The second I came out of the mausoleum a fireball came out of the darkness. If I ducked, it would hit the family mausoleum. No more family reunions with vodka and stench.

I formed a barrier with my hands, something Rasputin had taught me when I was just little. This time it was strong enough to not only block the fireball but send it rebounding towards the thrower. A scream and a gurgle came before a figure encased in flames raced away from me.

They’d attacked my family mausoleum. No one got to do that. I brought the poisonous cemetery garden to life, vines snapping at attention and wrapping the person in its coils, putting out the flames and dangling them in the air.

Naturally, the garden’s next target was me.

I didn’t have time to check out the victim when I was running for my life.

My magic was strong, and it’s a good thing because I had to use the knife edge of it to cut my way through the yard to the kitchen door.

Once inside, I collapsed on the floor, heart pounding, lines of blood on my cheeks from the whipping tentacles of greenery.

My skunk climbed through the window over the sink, landing in the basin and gripping the edge while she studied me with her big eyes.

Now what?

That was the question. Actually, I knew exactly what I had to do.

I pulled the bottle of furniture polish out of my bag like a trophy.

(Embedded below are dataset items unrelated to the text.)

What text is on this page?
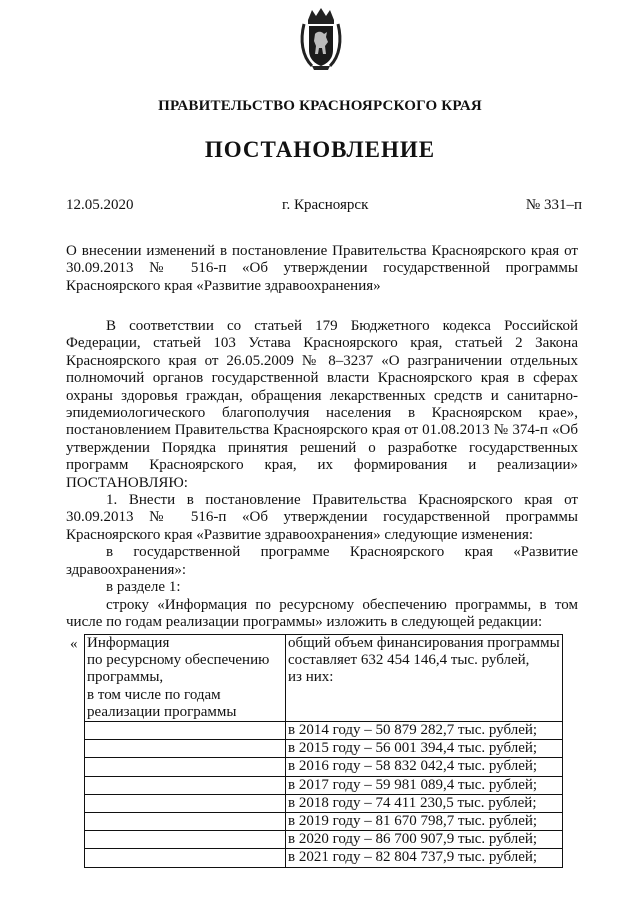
ПРАВИТЕЛЬСТВО КРАСНОЯРСКОГО КРАЯ
ПОСТАНОВЛЕНИЕ
12.05.2020	г. Красноярск	№ 331–п
О внесении изменений в постановление Правительства Красноярского края от 30.09.2013 № 516-п «Об утверждении государственной программы Красноярского края «Развитие здравоохранения»

В соответствии со статьей 179 Бюджетного кодекса Российской Федерации, статьей 103 Устава Красноярского края, статьей 2 Закона Красноярского края от 26.05.2009 № 8–3237 «О разграничении отдельных полномочий органов государственной власти Красноярского края в сферах охраны здоровья граждан, обращения лекарственных средств и санитарно-эпидемиологического благополучия населения в Красноярском крае», постановлением Правительства Красноярского края от 01.08.2013 № 374-п «Об утверждении Порядка принятия решений о разработке государственных программ Красноярского края, их формирования и реализации» ПОСТАНОВЛЯЮ:

1. Внести в постановление Правительства Красноярского края от 30.09.2013 № 516-п «Об утверждении государственной программы Красноярского края «Развитие здравоохранения» следующие изменения:

в государственной программе Красноярского края «Развитие здравоохранения»:

в разделе 1:

строку «Информация по ресурсному обеспечению программы, в том числе по годам реализации программы» изложить в следующей редакции:

« Информация
по ресурсному обеспечению
программы,
в том числе по годам
реализации программы	общий объем финансирования программы
составляет 632 454 146,4 тыс. рублей,
из них:

	в 2014 году – 50 879 282,7 тыс. рублей;
	в 2015 году – 56 001 394,4 тыс. рублей;
	в 2016 году – 58 832 042,4 тыс. рублей;
	в 2017 году – 59 981 089,4 тыс. рублей;
	в 2018 году – 74 411 230,5 тыс. рублей;
	в 2019 году – 81 670 798,7 тыс. рублей;
	в 2020 году – 86 700 907,9 тыс. рублей;
	в 2021 году – 82 804 737,9 тыс. рублей;
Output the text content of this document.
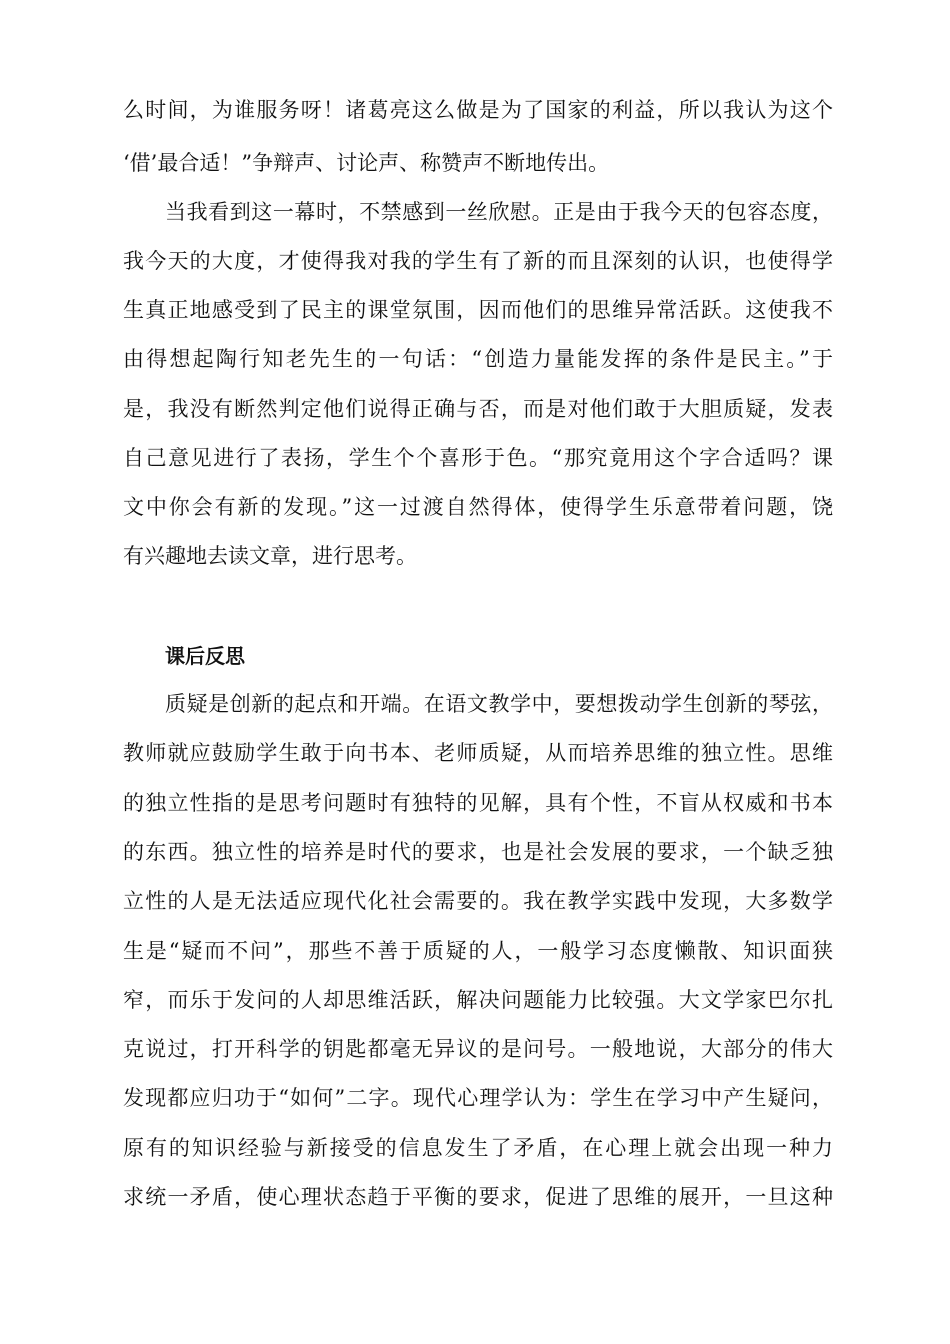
么时间，为谁服务呀！诸葛亮这么做是为了国家的利益，所以我认为这个
‘借’最合适！”争辩声、讨论声、称赞声不断地传出。
当我看到这一幕时，不禁感到一丝欣慰。正是由于我今天的包容态度，
我今天的大度，才使得我对我的学生有了新的而且深刻的认识，也使得学
生真正地感受到了民主的课堂氛围，因而他们的思维异常活跃。这使我不
由得想起陶行知老先生的一句话：“创造力量能发挥的条件是民主。”于
是，我没有断然判定他们说得正确与否，而是对他们敢于大胆质疑，发表
自己意见进行了表扬，学生个个喜形于色。“那究竟用这个字合适吗？课
文中你会有新的发现。”这一过渡自然得体，使得学生乐意带着问题，饶
有兴趣地去读文章，进行思考。
课后反思
质疑是创新的起点和开端。在语文教学中，要想拨动学生创新的琴弦，
教师就应鼓励学生敢于向书本、老师质疑，从而培养思维的独立性。思维
的独立性指的是思考问题时有独特的见解，具有个性，不盲从权威和书本
的东西。独立性的培养是时代的要求，也是社会发展的要求，一个缺乏独
立性的人是无法适应现代化社会需要的。我在教学实践中发现，大多数学
生是“疑而不问”，那些不善于质疑的人，一般学习态度懒散、知识面狭
窄，而乐于发问的人却思维活跃，解决问题能力比较强。大文学家巴尔扎
克说过，打开科学的钥匙都毫无异议的是问号。一般地说，大部分的伟大
发现都应归功于“如何”二字。现代心理学认为：学生在学习中产生疑问，
原有的知识经验与新接受的信息发生了矛盾，在心理上就会出现一种力
求统一矛盾，使心理状态趋于平衡的要求，促进了思维的展开，一旦这种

“Now we find the missing way door and retarget it to Singsong. We need the house’s blessing.

I need to research more about sentient houses than I can find here.

I need to get to the Library of Antiquities, and I need to do it without Winston or anyone else.

” Was Portalia really part of a dark society?

Someone in Singsong had told someone here that I was coming.

But to knock on my front door? So bold. Like her hot pink turban.

I found a bottle of King Crown elixir in the pantry and drank while polishing. It was like old times, only I was the one singing and weaving while I polished the house into submission.